5. Justify this pipeline to your stakeholders as a robust solution for real-world biomedical data:


- Mitigating Overfitting: This pipeline directly addresses the problem of overfitting common in high-dimensional, small-sample biomedical datasets. PCA reduces the feature space, transforming many correlated genes into a few uncorrelated principal components, which makes the learning task simpler and reduces the chances of the model memorizing noise in the training data.

- Handling the Curse of Dimensionality: Biomedical data often suffers from the 'curse of dimensionality,' where distances become less meaningful. PCA effectively projects data into a lower-dimensional space where distance calculations for KNN are more reliable and meaningful, leading to better generalization.

-  Interpretability (to some extent): While PCs themselves are abstract, the approach can highlight the most significant patterns in gene expression without requiring domain experts to select individual genes (which can be biased or miss complex interactions).

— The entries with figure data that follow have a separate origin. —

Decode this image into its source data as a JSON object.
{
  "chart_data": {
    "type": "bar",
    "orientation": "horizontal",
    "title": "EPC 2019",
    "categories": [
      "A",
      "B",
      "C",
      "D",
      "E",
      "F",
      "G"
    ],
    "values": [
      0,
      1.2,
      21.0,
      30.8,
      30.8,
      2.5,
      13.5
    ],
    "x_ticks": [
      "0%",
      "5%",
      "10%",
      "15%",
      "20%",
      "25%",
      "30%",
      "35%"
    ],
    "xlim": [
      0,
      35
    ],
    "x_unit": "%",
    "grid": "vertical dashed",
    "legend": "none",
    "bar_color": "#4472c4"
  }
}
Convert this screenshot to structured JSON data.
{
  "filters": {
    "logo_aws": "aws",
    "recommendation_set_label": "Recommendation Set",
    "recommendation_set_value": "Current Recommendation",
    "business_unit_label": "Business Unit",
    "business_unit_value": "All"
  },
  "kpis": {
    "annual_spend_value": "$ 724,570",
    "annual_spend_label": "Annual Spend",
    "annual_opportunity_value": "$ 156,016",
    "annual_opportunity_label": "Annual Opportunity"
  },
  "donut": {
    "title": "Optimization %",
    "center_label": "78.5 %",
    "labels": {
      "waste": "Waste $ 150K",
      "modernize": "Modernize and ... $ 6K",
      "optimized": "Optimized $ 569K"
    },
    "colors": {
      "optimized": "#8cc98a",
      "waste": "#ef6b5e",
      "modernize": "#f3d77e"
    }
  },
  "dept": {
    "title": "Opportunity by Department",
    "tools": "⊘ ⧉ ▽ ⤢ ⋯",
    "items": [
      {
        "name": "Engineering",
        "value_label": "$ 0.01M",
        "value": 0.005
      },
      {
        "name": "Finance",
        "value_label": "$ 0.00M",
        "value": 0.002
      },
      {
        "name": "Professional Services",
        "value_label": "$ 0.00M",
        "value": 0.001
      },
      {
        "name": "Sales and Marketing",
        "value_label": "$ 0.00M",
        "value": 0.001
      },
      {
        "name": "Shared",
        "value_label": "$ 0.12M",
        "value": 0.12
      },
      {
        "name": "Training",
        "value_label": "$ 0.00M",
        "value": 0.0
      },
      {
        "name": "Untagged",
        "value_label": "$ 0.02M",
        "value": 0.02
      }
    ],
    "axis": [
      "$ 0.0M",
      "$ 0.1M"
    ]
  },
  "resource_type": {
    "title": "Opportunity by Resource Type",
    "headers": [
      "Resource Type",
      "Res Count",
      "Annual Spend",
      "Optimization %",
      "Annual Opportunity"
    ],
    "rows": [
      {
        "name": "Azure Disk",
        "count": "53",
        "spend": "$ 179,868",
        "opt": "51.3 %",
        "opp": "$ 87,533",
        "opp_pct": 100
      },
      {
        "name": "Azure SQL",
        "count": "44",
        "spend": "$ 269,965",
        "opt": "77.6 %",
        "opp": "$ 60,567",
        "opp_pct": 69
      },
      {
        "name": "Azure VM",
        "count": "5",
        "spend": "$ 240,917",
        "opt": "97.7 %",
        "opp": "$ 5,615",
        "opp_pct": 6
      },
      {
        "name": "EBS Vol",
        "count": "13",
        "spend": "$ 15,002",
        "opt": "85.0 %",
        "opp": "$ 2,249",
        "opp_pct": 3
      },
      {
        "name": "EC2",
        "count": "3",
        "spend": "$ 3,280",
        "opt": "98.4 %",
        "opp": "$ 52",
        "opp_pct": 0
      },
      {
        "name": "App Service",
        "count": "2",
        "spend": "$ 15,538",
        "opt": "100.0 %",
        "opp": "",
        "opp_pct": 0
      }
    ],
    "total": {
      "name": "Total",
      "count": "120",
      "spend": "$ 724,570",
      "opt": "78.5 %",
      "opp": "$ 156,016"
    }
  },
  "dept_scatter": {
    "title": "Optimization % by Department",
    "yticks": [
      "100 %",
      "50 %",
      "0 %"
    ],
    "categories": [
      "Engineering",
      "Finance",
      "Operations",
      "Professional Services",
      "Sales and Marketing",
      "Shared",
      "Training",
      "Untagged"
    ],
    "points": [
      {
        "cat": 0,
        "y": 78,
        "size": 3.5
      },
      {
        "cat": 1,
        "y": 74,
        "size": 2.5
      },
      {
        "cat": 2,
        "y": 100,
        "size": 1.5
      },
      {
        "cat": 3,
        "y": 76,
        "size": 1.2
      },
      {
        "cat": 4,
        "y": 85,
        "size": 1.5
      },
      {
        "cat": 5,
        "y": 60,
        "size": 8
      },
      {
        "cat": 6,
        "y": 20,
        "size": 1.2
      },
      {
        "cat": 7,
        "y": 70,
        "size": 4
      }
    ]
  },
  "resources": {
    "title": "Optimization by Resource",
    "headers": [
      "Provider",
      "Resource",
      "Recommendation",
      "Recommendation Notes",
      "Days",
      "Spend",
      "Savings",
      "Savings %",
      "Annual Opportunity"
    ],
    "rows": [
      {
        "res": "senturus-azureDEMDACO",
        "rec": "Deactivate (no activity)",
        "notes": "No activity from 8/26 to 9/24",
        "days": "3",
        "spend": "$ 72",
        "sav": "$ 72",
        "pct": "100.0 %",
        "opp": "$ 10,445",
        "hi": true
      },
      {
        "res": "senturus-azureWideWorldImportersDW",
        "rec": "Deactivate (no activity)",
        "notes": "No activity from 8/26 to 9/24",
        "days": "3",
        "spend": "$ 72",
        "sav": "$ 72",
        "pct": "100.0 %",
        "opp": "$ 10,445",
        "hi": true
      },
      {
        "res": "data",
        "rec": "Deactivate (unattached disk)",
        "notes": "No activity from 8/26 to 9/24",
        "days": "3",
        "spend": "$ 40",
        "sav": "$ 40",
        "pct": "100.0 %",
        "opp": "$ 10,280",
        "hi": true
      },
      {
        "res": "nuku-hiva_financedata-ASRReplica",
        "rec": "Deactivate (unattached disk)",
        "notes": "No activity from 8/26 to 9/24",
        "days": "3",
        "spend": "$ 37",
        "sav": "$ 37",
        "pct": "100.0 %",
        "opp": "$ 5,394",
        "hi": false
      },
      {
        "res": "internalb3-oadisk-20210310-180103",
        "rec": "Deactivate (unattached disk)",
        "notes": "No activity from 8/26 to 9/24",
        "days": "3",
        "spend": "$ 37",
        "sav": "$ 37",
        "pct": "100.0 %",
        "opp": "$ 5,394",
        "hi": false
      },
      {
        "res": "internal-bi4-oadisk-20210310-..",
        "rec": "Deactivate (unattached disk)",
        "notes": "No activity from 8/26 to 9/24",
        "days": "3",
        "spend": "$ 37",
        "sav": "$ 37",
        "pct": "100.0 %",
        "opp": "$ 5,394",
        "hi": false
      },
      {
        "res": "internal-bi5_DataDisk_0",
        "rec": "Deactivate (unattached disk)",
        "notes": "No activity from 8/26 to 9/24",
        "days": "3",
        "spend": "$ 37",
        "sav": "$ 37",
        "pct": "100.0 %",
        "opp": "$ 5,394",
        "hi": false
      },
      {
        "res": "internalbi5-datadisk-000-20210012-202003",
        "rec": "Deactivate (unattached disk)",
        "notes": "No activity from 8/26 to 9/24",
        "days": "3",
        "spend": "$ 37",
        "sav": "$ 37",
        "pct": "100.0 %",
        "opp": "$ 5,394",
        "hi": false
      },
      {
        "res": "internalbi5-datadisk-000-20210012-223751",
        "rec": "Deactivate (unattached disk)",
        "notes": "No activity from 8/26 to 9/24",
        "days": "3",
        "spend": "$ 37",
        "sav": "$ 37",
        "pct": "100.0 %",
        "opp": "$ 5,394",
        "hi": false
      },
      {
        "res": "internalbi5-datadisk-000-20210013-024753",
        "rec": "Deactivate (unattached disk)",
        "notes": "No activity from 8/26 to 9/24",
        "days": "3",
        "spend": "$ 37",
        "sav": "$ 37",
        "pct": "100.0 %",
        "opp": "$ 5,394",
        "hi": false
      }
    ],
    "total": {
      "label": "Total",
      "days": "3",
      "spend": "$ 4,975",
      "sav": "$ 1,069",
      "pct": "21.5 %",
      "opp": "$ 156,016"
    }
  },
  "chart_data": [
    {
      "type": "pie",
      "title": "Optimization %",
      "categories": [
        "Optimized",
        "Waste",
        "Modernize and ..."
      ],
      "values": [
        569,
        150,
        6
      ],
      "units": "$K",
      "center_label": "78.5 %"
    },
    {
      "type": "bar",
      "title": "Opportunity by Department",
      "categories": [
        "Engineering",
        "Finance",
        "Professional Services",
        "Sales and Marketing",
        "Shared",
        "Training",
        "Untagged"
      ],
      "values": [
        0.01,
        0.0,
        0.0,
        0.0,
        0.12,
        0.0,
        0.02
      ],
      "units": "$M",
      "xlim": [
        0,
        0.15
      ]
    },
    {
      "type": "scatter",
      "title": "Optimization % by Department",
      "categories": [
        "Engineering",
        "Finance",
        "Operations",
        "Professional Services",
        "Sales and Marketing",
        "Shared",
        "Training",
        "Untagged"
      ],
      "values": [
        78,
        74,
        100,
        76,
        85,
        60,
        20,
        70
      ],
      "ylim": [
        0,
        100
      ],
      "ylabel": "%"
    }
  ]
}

We can analyze the loadings of the original genes on the top PCs to gain some biological insights.

- Computational Efficiency: Reducing dimensionality makes the KNN algorithm, which is distance-intensive, computationally faster, allowing for quicker analysis and predictions.

- Non-Parametric Nature of KNN: KNN makes no assumptions about the underlying data distribution, which can be beneficial for complex biomedical data where parametric assumptions might not hold.

- Proven Methodology: Both PCA and KNN are well-established and widely used techniques in machine learning and bioinformatics, providing a trustworthy and understandable framework for analysis. The combination offers a robust and effective approach to extracting meaningful signals from complex gene expression data, which is crucial for reliable cancer classification in a real-world clinical context.